Wednesday, February 10, 2016

West Ham 2 Liverpool 1 (Aet): Angelo Ogbonna's 120th-Minute Header Sends Hammers Through

Angelo Ogbonna's last minute winner against Liverpool in the FA Cup

When West Ham move to the Olympic Stadium, there will be more leg room, more comfortable seats and better food outlets.


SunSport report continues:

Yet after they take their place at the expensively-rebuilt stadium in Stratford, you will struggle to get a night like this.

Whether this was the last ever Cup tie at Upton Park remains to be seen.

Maybe there will be a replay at home to Blackburn. Maybe there will be a home sixth-round tie.

This terrific Cup tie was sealed with Angelo Ogbonna’s goal just seconds before referee Roger East was about to blow for penalties — after Philippe Coutinho had cancelled out Michail Antonio’s opener. And the contest will live long in the memory for the home fans, in particular for the celebrations at the final whistle.
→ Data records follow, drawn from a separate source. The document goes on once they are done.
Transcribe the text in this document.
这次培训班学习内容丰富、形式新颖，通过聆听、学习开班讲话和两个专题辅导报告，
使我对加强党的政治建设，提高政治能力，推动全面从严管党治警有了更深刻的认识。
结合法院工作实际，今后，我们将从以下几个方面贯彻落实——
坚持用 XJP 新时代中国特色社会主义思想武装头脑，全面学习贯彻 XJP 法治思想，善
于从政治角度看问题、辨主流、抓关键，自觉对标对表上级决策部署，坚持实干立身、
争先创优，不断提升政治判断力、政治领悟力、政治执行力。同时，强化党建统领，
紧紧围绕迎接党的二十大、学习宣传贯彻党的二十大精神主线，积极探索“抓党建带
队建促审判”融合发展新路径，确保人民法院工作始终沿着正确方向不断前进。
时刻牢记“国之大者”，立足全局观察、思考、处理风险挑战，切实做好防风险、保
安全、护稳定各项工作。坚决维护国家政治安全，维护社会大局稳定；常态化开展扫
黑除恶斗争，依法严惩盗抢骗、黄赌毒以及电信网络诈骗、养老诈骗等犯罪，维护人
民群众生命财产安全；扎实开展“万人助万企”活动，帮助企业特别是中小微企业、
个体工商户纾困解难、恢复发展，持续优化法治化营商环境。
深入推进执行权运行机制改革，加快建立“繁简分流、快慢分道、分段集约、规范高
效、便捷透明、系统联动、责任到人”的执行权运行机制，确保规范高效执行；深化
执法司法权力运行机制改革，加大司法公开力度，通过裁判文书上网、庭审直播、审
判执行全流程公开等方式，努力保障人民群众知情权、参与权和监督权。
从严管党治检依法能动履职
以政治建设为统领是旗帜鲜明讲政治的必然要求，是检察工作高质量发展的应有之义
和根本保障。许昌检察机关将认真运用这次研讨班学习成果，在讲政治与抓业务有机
The atmosphere was terrific.

As jubilant home fans started singing about going to Wembley, even Liverpool boss Jurgen Klopp allowed himself a wry smile.
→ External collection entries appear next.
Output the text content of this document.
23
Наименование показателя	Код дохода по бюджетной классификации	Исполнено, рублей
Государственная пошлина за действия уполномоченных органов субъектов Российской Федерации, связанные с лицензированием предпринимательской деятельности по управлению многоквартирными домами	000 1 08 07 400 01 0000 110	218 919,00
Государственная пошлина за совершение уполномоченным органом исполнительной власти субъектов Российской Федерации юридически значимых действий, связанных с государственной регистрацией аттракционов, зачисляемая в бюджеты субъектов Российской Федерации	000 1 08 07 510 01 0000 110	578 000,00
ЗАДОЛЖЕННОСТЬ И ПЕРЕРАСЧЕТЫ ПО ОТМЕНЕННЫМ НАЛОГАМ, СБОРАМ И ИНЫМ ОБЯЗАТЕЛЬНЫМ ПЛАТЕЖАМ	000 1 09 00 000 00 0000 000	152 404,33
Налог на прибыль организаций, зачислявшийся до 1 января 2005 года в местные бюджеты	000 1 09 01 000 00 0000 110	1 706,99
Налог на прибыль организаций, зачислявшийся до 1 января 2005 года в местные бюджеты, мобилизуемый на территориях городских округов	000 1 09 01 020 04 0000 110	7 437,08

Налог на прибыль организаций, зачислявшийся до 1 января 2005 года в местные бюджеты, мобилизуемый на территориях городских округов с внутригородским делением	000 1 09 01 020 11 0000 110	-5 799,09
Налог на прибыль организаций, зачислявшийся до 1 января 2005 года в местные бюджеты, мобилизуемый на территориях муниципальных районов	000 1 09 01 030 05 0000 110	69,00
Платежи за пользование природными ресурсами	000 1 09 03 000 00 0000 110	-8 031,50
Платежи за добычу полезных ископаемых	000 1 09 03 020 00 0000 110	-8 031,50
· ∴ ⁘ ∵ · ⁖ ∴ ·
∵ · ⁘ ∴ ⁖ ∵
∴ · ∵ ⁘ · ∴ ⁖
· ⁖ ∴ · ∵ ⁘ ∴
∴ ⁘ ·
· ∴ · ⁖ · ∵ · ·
With a huge number of games coming up, the German will have been encouraged by the performance from his young team who replaced many first-choice stars. He will have also have been relieved to see Daniel Sturridge and Christian Benteke play together for the first time since he took over — and only the second time in all.

Even Reds fans will not complain too much after spending just £20 to watch this classic scrap, in the week they protested about a proposed £77 ticket price in their main stand.
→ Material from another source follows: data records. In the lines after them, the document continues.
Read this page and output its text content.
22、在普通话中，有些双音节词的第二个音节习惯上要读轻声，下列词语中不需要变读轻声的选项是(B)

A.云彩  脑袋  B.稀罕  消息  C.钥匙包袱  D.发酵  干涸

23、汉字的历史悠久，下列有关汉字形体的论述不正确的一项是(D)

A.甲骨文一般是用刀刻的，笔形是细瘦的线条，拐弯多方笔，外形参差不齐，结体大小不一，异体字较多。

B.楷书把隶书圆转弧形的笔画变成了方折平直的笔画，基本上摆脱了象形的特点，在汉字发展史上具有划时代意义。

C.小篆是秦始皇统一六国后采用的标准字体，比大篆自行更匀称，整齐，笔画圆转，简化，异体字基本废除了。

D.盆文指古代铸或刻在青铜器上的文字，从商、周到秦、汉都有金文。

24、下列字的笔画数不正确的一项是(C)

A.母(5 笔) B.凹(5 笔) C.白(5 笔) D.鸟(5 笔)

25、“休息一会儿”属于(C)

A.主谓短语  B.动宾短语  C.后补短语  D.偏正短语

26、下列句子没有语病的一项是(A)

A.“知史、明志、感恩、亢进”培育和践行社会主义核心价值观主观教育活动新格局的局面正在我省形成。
Ultimately, West Ham needed this win more than Liverpool.

Christian Benteke was again struggling in front of goal (News Group Newspapers Ltd)

Boss Slaven Bilic, like the West Ham fans, could not hide his emotion at the end and will fancy his chances at Paul Lambert’s inconsistent Blackburn next Sunday.

Ogbonna’s goal, 31 seconds into stoppage time at the end of extra-time, was a belter.

On a night when neither Benteke, Sturridge or Andy Carroll could muster a goal, the Italian central defender showed them how to do it by heading in a stunning free-kick from Dimitri Payet.

As he spoke afterwards, you could see how much this meant to Bilic.

But there is a fair way to go yet, particularly for a team whose season started way back on July 2.

Klopp, who decided to head south despite his appendix operation a few days earlier, still has plenty to fight for, particularly a Capital One Cup final against Manchester City and a Europa League tie with Augsburg.

Both keepers were busy — and the woodwork also played a major part — until Antonio scored a wonderful goal just before the break.

A cross from Enner Valencia took a deflection and that was enough for the ball to loop over Brad Smith.

The ball was waist-high, yet Antonio displayed great technique to volley a superb effort past keeper Simon Mignolet.

Liverpool got the goal they probably deserved from the first half shortly into the second.

Benteke won a free-kick on the edge of the penalty area and Coutinho delivered a clever free-kick across the floor which went underneath the jumping wall.

Darren Randolph did not stand a chance in the Hammers’ goal and, understandably, was furious with some of his players for turning their backs just before the free-kick.

Sturridge was warming up on the touchline before the goal and would ultimately be sent on for Coutinho just before the hour. West Ham should have had a penalty when Tiago Ilori clearly pulled back Valencia, but referee East was having none of it.

The injury-jinxed Sturridge looked lively and created some chances, although was clearly lacking match sharpness. Benteke worked hard and forced some decent saves from Randolph, but is lacking confidence massively.

He should have scored in extra-time when clean through, but the West Ham keeper once again came to the rescue.

The Hammers were the walking wounded with Winston Reid, Cheikhou Kouyate and Joey O’Brien all going off injured. Mignolet had one of his better nights and made another fine save to deny Mark Noble in extra-time.

Should it have come to penalties, you would have fancied the Belgian to be an unlikely hero.
But Ogbonna would have the final say. Whether it was the last Cup goal ever scored at this famous old stadium, we will have to wait and see. But you will not get a more spine-tingling finish than this one.